3. Was bedeutet die Treuepflicht für den Minderheitenschutz?
Grundsätzlich gilt in der GmbH das Mehrheitsprinzip. Manchmal ist es der Mehrheit aufgrund der Treuepflicht aber nicht gestattet, sich gegen die Minderheit durchzusetzen, ohne deren Belange angemessen zu berücksichtigen.

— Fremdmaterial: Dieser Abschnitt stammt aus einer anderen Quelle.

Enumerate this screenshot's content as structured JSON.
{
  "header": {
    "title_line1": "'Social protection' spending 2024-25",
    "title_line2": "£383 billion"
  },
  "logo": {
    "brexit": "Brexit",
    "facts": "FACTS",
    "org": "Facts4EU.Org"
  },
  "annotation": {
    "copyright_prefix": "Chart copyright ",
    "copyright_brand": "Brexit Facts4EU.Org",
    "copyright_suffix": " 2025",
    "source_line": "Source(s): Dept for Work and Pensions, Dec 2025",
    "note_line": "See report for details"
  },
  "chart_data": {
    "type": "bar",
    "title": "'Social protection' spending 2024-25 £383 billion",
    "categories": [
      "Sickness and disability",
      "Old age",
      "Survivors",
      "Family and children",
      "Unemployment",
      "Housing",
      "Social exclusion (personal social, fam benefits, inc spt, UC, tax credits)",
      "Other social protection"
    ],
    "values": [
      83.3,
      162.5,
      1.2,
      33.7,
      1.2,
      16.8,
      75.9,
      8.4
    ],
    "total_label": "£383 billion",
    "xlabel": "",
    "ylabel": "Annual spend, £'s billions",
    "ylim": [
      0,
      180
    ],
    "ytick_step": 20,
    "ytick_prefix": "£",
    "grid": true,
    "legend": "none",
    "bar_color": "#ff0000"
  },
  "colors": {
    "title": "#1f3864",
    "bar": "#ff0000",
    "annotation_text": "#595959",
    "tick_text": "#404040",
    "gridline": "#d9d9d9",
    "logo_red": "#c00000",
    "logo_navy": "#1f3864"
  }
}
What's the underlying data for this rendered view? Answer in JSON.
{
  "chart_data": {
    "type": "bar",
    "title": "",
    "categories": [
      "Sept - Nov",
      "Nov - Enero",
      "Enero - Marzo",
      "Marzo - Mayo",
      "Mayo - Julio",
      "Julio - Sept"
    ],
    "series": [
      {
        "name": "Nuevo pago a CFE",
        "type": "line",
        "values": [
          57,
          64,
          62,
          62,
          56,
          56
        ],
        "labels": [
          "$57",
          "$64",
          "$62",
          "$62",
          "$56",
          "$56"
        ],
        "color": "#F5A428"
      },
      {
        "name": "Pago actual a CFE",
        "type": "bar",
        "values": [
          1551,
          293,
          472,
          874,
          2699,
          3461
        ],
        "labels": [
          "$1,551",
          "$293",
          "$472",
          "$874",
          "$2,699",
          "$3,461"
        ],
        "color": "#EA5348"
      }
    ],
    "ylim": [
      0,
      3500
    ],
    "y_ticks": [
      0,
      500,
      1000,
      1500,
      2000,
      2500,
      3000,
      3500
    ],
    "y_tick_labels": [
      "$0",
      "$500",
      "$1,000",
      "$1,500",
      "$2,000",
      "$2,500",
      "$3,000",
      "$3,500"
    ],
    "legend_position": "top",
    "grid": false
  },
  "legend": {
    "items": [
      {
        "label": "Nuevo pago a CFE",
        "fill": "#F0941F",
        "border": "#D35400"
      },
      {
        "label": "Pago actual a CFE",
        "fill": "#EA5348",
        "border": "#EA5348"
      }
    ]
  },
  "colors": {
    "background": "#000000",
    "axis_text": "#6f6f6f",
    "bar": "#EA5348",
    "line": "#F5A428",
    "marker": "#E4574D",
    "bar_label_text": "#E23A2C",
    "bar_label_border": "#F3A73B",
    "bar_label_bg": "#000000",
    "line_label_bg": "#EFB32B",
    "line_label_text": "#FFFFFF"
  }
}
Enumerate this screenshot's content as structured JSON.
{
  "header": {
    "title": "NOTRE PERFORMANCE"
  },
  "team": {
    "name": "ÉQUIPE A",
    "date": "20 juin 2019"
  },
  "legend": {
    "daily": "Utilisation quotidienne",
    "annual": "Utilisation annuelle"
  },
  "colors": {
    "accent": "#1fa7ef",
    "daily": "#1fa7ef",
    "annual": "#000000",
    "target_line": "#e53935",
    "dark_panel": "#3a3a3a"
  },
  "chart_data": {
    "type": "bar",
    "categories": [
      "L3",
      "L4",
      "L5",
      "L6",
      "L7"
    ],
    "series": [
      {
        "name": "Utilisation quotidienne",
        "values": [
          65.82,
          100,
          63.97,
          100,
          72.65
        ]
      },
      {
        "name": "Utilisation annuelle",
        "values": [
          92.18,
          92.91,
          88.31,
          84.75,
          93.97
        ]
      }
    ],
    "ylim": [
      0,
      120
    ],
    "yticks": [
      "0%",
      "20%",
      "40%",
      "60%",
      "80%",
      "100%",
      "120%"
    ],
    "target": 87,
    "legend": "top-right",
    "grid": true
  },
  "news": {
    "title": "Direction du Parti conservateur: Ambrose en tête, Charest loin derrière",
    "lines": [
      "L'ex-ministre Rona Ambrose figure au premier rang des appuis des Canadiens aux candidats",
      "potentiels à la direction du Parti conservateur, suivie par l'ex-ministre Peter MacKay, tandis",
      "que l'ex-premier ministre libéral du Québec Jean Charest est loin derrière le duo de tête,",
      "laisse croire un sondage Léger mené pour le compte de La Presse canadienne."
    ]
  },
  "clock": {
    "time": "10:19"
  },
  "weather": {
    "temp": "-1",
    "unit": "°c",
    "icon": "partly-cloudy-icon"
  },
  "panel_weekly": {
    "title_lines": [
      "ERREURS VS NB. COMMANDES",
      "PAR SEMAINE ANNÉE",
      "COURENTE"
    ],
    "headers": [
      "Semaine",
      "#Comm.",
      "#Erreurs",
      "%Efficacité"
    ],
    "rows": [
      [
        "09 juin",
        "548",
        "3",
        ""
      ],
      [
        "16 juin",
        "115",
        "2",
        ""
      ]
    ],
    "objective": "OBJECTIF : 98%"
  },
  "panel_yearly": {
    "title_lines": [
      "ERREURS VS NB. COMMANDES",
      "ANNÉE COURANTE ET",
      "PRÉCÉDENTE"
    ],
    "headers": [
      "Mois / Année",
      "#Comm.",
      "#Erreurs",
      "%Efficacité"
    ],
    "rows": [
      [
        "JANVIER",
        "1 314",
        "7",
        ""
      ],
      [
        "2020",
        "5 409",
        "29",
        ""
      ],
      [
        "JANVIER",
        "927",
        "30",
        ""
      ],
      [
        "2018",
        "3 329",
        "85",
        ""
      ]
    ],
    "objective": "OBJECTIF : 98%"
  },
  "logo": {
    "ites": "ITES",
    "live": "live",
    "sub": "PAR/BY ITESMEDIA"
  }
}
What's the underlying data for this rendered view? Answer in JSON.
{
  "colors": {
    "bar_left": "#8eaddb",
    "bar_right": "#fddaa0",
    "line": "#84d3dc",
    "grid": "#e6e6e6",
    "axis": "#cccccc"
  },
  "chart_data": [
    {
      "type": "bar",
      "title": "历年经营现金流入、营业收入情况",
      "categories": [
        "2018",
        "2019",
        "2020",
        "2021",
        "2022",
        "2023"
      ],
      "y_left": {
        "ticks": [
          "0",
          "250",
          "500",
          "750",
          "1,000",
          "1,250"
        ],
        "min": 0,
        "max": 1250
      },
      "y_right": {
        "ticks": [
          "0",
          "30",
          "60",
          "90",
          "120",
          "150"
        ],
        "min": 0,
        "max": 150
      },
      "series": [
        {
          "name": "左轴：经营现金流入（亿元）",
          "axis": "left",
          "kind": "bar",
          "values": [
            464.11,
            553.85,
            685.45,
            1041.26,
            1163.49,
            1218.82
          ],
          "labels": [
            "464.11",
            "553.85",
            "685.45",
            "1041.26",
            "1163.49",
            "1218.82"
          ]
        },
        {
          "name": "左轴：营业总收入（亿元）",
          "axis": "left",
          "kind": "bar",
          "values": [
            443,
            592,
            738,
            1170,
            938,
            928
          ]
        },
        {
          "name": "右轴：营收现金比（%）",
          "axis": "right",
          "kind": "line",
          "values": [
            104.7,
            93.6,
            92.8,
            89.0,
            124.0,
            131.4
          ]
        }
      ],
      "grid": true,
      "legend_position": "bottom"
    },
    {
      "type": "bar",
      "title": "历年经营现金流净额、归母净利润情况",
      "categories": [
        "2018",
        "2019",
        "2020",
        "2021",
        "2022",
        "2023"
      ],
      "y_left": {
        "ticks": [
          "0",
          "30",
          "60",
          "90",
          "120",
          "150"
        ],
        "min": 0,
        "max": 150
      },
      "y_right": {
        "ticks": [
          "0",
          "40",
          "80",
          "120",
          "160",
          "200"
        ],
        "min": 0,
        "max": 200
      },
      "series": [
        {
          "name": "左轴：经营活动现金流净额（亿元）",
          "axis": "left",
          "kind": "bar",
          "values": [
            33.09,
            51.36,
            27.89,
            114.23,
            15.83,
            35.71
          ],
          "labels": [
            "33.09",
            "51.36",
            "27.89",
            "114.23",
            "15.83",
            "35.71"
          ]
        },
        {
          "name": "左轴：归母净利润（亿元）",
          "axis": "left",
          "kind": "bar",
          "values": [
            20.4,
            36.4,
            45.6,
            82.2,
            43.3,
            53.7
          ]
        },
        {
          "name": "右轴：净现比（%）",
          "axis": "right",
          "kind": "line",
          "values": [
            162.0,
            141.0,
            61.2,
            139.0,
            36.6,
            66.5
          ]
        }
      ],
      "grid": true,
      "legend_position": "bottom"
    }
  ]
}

Der Mehrheit ist es nicht gestattet, die Minderheit durch Rücklagenbildung von ihren Gewinnansprüchen praktisch auszuschließen. Die Bildung von Rücklagen ist nur zulässig, wenn sie bei Abwägung der Interessen der Gesellschaft und der Minderheit kaufmännisch vernünftig erscheint.
Mehrheitsbeschlüsse, die Mitgliedschaftsrechte der Minderheit berühren, müssen im Interesse der Gesellschaft sachlich gerechtfertigt sein. Insoweit findet eine Inhaltskontrolle durch das Gericht statt.
Ein Mehrheitsbeschluss kann der Treuepflicht entgegenstehen, wenn der Mehrheitsgesellschafter das Stimmrecht missbraucht, um sich Sondervorteile auf Kosten der Minderheit zu sichern. Dies gilt insbesondere, wenn eine mit Stimmenmehrheit beschlossene Auflösung den Zweck hat, dem Mehrheitsgesellschafter in der Abwicklung unter Ausschluss anderer Interessenten den Zugriff auf den Geschäftsbetrieb der Gesellschaft zu ermöglichen. Die Auflösung ist auch missbräuchlich, wenn sie nur erfolgt, um den Mehrheitsgesellschafter von seinen vertraglichen Pflichten gegenüber der Gesellschaft zu befreien.